O deputado relembrou as denúncias e documentos que deram origem às primeiras apurações sobre o caso pelo ex-governador de Mato Grosso e advogado Pedro Taques. Para ele, informações apresentadas anteriormente foram analisadas por diferentes órgãos de controle e, posteriormente, chegaram à Procuradoria-Geral da República (PGR) e ao Superior Tribunal de Justiça (STJ). Com a identificação de autoridade com prerrogativa de foro entre os investigados, o caso passou a tramitar no Supremo Tribunal Federal (STF). “Quando um deputado federal foi localizado em toda essa teia, tinha que ser investigado pelo STF e caiu na mão do ministro Flávio Dino, que é rigoroso e estudioso”, explicou.

Oitivas – Wilson Santos salienta que o caso já vinha sendo acompanhado pela Assembleia Legislativa antes mesmo da deflagração da operação. Desde fevereiro deste ano, ele conduziu as discussões e oitivas realizadas – representando as lideranças partidárias da Casa de Leis – para esclarecer as circunstâncias que levaram o Estado a celebrar o acordo com a Oi – sendo uma iniciativa requerida pela deputada estadual Janaína Riva (MDB). Na avaliação dele, os questionamentos feitos durante os trabalhos parlamentares ganharam ainda mais relevância diante da investigação conduzida pela Polícia Federal.

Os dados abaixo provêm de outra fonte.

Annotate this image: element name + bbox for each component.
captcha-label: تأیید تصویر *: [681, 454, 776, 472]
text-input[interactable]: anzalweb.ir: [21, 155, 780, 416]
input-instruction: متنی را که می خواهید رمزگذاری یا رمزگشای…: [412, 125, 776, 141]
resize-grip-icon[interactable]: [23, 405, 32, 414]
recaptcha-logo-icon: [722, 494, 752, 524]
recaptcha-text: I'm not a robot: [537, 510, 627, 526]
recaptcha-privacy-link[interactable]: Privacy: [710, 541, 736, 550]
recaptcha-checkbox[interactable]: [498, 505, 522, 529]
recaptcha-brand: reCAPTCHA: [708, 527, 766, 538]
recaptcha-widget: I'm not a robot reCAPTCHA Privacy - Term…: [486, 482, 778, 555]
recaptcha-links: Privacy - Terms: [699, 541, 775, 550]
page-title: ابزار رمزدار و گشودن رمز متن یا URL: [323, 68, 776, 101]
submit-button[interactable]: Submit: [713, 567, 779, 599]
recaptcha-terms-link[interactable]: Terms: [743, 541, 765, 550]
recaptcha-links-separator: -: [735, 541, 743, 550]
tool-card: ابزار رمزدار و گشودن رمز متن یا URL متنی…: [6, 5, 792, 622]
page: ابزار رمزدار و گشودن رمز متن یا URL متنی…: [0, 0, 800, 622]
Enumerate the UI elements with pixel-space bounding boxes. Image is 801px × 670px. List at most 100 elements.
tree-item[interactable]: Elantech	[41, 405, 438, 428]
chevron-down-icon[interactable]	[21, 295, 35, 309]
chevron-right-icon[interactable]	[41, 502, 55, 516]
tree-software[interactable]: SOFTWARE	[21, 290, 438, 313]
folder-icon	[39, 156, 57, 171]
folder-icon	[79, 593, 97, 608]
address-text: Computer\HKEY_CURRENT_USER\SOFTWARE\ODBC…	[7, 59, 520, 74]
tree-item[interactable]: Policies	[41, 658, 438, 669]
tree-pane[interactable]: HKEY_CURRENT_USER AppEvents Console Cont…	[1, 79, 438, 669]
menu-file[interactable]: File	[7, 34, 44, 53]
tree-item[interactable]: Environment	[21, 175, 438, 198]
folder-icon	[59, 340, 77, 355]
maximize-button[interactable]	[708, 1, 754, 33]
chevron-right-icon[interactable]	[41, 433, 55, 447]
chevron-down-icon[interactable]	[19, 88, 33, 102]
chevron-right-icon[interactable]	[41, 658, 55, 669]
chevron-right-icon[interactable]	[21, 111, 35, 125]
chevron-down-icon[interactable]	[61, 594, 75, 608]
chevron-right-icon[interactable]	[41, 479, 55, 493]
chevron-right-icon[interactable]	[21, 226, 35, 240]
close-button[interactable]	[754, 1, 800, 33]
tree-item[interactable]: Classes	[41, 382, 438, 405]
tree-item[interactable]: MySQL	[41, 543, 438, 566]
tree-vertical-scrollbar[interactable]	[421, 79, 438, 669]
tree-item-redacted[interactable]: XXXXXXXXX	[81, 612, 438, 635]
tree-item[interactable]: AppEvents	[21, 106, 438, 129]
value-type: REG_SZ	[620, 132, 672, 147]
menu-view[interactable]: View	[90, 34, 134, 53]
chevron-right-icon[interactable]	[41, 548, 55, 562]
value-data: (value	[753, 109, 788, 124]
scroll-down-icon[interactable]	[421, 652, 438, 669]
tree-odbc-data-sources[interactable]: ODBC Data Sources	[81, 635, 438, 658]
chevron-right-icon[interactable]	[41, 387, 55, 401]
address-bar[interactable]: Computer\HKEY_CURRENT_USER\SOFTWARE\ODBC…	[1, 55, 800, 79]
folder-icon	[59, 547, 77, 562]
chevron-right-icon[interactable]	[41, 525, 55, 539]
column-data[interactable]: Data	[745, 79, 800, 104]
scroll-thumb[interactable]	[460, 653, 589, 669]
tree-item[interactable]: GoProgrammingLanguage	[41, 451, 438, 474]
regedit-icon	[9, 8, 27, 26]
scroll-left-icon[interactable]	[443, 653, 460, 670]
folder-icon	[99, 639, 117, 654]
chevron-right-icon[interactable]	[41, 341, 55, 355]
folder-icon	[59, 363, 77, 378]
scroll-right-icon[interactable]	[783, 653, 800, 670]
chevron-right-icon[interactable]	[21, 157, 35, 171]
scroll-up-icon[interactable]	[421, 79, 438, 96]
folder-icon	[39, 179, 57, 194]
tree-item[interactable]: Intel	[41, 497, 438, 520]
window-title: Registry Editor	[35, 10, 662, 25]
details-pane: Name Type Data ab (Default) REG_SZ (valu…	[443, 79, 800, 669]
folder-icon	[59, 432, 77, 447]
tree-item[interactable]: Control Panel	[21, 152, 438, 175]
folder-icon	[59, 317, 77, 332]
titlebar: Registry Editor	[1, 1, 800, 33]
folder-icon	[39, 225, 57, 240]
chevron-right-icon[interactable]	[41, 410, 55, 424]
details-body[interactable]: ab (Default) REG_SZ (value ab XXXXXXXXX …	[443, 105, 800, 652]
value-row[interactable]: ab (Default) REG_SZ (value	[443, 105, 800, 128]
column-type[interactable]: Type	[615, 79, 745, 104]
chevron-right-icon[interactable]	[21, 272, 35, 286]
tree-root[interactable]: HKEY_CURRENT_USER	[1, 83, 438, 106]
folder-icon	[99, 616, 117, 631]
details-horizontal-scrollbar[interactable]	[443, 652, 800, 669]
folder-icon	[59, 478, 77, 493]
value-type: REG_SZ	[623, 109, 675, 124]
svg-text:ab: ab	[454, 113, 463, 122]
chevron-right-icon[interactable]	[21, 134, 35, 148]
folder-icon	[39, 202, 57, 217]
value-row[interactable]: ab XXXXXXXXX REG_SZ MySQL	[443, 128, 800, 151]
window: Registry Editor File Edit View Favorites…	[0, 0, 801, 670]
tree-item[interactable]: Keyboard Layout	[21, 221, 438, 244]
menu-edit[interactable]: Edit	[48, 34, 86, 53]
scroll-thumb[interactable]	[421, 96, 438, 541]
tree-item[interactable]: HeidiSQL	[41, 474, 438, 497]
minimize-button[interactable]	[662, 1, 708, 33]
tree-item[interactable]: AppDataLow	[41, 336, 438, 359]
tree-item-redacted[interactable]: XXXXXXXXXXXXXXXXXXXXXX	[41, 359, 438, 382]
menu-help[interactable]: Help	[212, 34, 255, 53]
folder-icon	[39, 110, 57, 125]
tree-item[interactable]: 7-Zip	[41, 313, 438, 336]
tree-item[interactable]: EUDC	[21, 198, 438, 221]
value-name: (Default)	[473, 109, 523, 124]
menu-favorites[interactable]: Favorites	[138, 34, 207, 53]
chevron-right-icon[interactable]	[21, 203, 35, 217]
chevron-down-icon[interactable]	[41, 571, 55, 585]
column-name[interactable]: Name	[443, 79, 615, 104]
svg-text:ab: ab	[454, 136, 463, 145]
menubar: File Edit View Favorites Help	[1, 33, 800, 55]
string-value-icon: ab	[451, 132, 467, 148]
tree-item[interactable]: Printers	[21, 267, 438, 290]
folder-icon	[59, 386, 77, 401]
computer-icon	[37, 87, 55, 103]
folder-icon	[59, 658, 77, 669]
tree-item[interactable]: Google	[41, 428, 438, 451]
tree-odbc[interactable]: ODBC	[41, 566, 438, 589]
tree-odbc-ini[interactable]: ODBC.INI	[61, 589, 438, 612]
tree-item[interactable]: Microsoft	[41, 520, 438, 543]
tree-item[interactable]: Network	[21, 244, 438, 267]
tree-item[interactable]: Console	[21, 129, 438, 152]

Ele destacou a participação de procuradores da Procuradoria Geral do Estado (PGE) e alegou que buscou esclarecer as circunstâncias jurídicas e financeiras que envolveram o acordo. “Participei de cinco oitivas. Fiz indagações aos cinco procuradores do Estado. A meu ver, há muita fundamentação e provas contundentes e esses recursos públicos foram parar na conta de pessoas físicas, parentes e empresas que precisam ser investigadas. Mas há muita gente envolvida”, declarou.

CPI – Para Wilson Santos, a Operação Heritage demonstra a importância de não interromper a investigação parlamentar. Desde o final de fevereiro, parlamentares discutem a criação de uma Comissão Parlamentar de Inquérito (CPI) para apurar o acordo de R$ 308 milhões. O requerimento foi iniciado pela deputada Janaina Riva e depende da obtenção do número necessário de assinaturas para que a comissão seja instalada.

“A CPI é necessária. A Assembleia tem o dever constitucional de fiscalizar. Nós já fizemos as oitivas, fizemos questionamentos e identificamos pontos que precisam ser esclarecidos. Agora, com a Operação Heritage, temos ainda mais razões para aprofundar essa investigação. Já garantimos sete assinaturas, faltando apenas uma para darmos andamento à abertura desta comissão”, adiantou o parlamentar.

Na avaliação dele, a investigação parlamentar não deve antecipar julgamento nem substituir o trabalho da Polícia Federal, do Ministério Público e do Judiciário, mas contribuir para esclarecer a atuação dos agentes públicos e privados envolvidos no processo, além de identificar como os recursos públicos foram autorizados, pagos e posteriormente movimentados.

Ele ainda posicionou que a operação traz uma resposta à sociedade diante de um caso que envolve recursos públicos e defendeu que eventuais responsáveis sejam responsabilizados, ao mesmo tempo em que os inocentes tenham assegurado o direito à defesa. “A sociedade, eu tenho certeza, está satisfeita com a decisão. É dinheiro público do trabalhador e não pode ser gerido desta forma. Ninguém está acima da lei. Vamos torcer para que aqueles que são inocentes possam ser absolvidos e aqueles que malversaram e enriqueceram nas costas do suor do povo trabalhador possam ser rigorosamente punidos”, concluiu.

A Operação Heritage cumpriu mandados de busca e apreensão em Mato Grosso, Rondonópolis, São Paulo, Brasília e Ceará para investigar a movimentação dos R$ 308 milhões pagos no acordo. A apuração federal busca esclarecer uma suposta estrutura de pulverização dos recursos por meio de diferentes operações financeiras e fundos de investimento, com o objetivo de dificultar a identificação dos beneficiários finais.